Roma’da olduğu gibi Arap toplumunda da devletin sözcüsü, temsilcisi Muhammed dönemiydi. Bölgede, pek çok eski kültüre ve inançlara İslamiyet dayatıldı.
Alevilik ise toplumların inançlarından, kültürlerinden, tarihi birikimlerinden, özgün bir öğreti oluşturdu. Sosyolojik gelişime uygun olarak bir inanca dönüştü. Ne var ki bütün varlığına rağmen Türkiye’de resmi olarak yok sayılmakta, inkâr edilip yadsınmaktadır.

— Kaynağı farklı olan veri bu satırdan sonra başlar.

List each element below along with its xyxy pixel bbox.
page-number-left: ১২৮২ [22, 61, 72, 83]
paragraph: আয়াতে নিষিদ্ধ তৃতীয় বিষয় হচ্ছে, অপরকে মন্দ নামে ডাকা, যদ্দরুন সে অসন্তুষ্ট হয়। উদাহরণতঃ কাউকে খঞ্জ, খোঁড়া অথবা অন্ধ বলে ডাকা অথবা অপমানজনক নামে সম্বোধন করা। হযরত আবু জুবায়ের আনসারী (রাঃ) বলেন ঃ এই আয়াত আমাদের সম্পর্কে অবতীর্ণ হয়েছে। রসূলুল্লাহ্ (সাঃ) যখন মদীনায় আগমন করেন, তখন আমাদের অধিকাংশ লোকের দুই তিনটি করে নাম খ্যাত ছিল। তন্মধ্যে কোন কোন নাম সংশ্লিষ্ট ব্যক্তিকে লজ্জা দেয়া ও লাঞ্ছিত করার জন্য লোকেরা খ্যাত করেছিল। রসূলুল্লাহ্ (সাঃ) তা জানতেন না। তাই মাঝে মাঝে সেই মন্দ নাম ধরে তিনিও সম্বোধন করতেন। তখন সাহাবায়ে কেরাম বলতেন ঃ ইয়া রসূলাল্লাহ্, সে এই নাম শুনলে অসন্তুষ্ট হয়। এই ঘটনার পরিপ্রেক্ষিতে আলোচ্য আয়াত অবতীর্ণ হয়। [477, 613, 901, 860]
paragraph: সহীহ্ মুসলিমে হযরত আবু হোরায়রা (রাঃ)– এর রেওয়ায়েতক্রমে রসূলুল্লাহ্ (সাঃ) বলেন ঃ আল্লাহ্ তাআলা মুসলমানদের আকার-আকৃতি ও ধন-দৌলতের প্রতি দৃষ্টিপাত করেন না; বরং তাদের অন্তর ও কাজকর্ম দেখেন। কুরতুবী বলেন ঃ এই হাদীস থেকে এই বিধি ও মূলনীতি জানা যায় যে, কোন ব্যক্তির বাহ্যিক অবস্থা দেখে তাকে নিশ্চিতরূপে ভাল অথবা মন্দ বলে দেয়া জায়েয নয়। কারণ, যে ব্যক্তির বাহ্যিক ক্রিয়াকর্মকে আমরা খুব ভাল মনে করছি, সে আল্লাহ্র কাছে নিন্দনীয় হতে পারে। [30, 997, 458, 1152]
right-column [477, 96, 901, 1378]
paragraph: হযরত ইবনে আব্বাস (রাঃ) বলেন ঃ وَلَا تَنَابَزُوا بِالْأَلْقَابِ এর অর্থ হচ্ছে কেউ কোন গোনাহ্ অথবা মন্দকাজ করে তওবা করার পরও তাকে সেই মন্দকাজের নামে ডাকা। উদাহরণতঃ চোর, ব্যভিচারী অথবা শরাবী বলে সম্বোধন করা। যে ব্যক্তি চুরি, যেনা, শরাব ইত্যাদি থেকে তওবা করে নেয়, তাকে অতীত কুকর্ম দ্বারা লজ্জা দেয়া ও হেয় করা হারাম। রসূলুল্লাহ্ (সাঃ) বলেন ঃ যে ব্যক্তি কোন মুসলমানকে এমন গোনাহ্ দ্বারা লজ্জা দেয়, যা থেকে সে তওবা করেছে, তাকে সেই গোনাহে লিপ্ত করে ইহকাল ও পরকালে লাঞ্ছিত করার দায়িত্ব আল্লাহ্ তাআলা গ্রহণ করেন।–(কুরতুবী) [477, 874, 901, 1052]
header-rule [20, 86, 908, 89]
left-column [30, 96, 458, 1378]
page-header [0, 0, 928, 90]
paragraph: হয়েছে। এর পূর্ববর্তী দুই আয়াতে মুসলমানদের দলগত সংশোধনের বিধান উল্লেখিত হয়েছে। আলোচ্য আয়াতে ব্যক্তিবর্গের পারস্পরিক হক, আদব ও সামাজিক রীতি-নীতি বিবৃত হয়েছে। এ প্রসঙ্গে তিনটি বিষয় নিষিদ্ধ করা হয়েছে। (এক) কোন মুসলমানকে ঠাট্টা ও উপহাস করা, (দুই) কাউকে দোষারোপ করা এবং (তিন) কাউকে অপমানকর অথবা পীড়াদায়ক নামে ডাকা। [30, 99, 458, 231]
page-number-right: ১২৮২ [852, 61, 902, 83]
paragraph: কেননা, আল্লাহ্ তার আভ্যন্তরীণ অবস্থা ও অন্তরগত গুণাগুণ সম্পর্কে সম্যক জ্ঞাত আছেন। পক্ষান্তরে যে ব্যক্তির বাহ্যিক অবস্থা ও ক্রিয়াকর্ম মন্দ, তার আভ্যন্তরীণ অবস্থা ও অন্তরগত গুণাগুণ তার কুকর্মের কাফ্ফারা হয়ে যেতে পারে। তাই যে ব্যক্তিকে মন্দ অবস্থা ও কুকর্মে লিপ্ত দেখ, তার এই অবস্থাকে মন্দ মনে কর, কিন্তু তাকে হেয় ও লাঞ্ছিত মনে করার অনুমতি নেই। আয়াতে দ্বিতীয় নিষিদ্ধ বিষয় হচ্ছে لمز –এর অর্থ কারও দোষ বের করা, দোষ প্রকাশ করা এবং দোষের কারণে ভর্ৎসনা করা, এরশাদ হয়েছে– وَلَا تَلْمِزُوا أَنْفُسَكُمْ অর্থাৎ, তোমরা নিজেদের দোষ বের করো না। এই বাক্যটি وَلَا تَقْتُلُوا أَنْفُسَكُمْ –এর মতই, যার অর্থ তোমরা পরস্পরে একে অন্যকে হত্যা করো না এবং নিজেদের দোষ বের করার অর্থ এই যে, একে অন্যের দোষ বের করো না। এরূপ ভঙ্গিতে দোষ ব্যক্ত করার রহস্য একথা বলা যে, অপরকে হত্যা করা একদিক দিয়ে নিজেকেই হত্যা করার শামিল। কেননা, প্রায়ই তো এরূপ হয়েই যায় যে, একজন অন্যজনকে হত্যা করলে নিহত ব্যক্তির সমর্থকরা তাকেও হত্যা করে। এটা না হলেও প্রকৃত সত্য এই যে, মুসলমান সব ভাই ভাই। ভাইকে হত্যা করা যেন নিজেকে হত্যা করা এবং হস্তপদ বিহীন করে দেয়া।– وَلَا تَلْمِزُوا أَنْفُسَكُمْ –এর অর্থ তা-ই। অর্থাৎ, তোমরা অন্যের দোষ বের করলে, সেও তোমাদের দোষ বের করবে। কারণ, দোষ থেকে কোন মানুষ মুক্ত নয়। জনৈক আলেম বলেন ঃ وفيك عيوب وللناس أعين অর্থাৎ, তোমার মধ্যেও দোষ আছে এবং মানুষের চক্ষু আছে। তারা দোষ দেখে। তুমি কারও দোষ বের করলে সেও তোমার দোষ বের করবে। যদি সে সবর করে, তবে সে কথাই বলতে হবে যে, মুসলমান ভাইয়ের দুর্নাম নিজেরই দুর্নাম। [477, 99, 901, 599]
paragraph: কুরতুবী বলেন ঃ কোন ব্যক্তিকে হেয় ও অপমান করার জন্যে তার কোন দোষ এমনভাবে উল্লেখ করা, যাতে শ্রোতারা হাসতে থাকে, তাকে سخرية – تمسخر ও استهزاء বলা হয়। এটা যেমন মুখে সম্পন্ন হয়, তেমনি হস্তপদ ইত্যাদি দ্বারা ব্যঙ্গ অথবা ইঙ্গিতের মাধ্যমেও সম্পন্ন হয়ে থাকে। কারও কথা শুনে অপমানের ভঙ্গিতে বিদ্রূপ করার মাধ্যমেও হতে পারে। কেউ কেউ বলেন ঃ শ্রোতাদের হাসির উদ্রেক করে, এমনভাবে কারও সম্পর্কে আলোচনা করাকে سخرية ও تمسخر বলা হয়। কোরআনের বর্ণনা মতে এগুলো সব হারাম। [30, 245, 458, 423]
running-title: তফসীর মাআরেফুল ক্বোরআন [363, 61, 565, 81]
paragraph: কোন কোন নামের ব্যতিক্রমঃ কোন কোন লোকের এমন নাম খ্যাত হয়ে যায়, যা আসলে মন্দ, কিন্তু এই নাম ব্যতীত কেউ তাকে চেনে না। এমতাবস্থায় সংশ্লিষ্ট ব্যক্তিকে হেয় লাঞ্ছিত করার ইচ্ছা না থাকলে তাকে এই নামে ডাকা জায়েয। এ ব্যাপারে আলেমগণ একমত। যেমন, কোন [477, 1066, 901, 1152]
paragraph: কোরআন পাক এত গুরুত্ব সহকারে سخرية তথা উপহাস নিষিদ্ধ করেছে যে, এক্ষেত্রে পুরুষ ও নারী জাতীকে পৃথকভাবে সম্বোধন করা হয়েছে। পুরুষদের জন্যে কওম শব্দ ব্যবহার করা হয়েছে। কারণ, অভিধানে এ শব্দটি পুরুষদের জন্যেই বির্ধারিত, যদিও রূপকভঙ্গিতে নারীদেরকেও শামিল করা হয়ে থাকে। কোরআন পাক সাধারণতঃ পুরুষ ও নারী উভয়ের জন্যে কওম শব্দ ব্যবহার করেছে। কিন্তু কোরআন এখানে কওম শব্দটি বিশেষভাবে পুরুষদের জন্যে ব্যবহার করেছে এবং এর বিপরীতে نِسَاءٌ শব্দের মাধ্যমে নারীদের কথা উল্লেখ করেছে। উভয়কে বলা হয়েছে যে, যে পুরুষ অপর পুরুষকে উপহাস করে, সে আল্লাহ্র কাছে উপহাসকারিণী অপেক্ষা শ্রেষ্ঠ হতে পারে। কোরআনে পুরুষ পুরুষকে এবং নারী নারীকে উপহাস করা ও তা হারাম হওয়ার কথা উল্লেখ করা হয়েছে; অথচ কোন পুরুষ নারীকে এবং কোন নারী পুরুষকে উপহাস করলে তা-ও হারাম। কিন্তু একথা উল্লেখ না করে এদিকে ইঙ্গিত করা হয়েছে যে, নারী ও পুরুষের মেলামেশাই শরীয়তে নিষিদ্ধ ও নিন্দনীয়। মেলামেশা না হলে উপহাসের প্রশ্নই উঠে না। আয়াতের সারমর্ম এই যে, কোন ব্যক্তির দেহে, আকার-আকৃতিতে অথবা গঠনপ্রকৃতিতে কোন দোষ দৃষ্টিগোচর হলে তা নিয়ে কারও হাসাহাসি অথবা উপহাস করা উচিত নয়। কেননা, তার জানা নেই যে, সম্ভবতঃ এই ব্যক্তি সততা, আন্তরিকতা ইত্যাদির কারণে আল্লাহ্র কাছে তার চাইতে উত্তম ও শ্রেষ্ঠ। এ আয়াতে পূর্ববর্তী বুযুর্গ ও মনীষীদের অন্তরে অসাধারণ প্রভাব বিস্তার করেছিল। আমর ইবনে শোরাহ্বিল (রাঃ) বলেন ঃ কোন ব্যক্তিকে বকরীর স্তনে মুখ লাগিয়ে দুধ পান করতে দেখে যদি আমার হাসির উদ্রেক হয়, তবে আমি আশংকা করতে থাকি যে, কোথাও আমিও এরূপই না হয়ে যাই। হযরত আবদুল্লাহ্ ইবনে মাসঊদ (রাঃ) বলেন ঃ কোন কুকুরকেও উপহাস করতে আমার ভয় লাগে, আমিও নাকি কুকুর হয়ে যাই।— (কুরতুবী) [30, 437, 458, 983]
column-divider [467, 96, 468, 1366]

Alevilik; en eski, en geleneksel olanı, en yeni, en çağdaş olanla buluşturmuş, öyle bir öğreti yaratmıştır. Kökeni Anadolu, Mezopotamya, Uzak Asya, Kafkas ve Hint eski yaşamı ve eski Roma, eski Yunan öğretilerinin süzülmüşlüğü ile de buluşmuştur. Maneizm, Budizm, Hinduizm, Hıristiyanlık, Zerdüştlük ve İslamiyet’in öğelerinin temel ögretilerinden de ayrılarak kendine özgü itikat-inançlarıyla ‘yol’u, erkânıyla varlık sürdürmüştür.
Alevilik, insanı merkeze koyan bir felsefedir. Bir kültür, bir inanç ve bir yaşam olarak toplumsal bir olgudur. Onun, inanç ve kültür mirası en uzak geçmişte oluşmuş, şimdileşmiştir.
Onun felsefi yanı doğadaki varlıkların ve insan ilişkilerinin tasarımıdır. Bu toplumsal bir tasarımdır, komüncü ve eşitlikçidir. “Varlığın birliğini” savunarak “birlikte bölüşümü” esas alır. Dünya, insanlığın ortak evidir. Nimetleri de ortaklaşmalıdır.
Önce aklınızı doyurun.
Alevilikte, insana karşı büyük bir sevgi ve hoşgörü vardır. Alevilikte Allah korkusu, din korkusu, cennet, cehennem korkusu yoktur! Hakk sevgisi vardır. İnsan sevgisi vardır. Her şey insandadır. Her şey insanın kalbinde saklıdır. İnsanı sevmek, inancın esasıdır. Hakk Âdemdedir. Adem Hakk’tadır. İnsan kıbledir. Secde edilecek, mihrap ve makamdır. İnsan, konuşan kurandır.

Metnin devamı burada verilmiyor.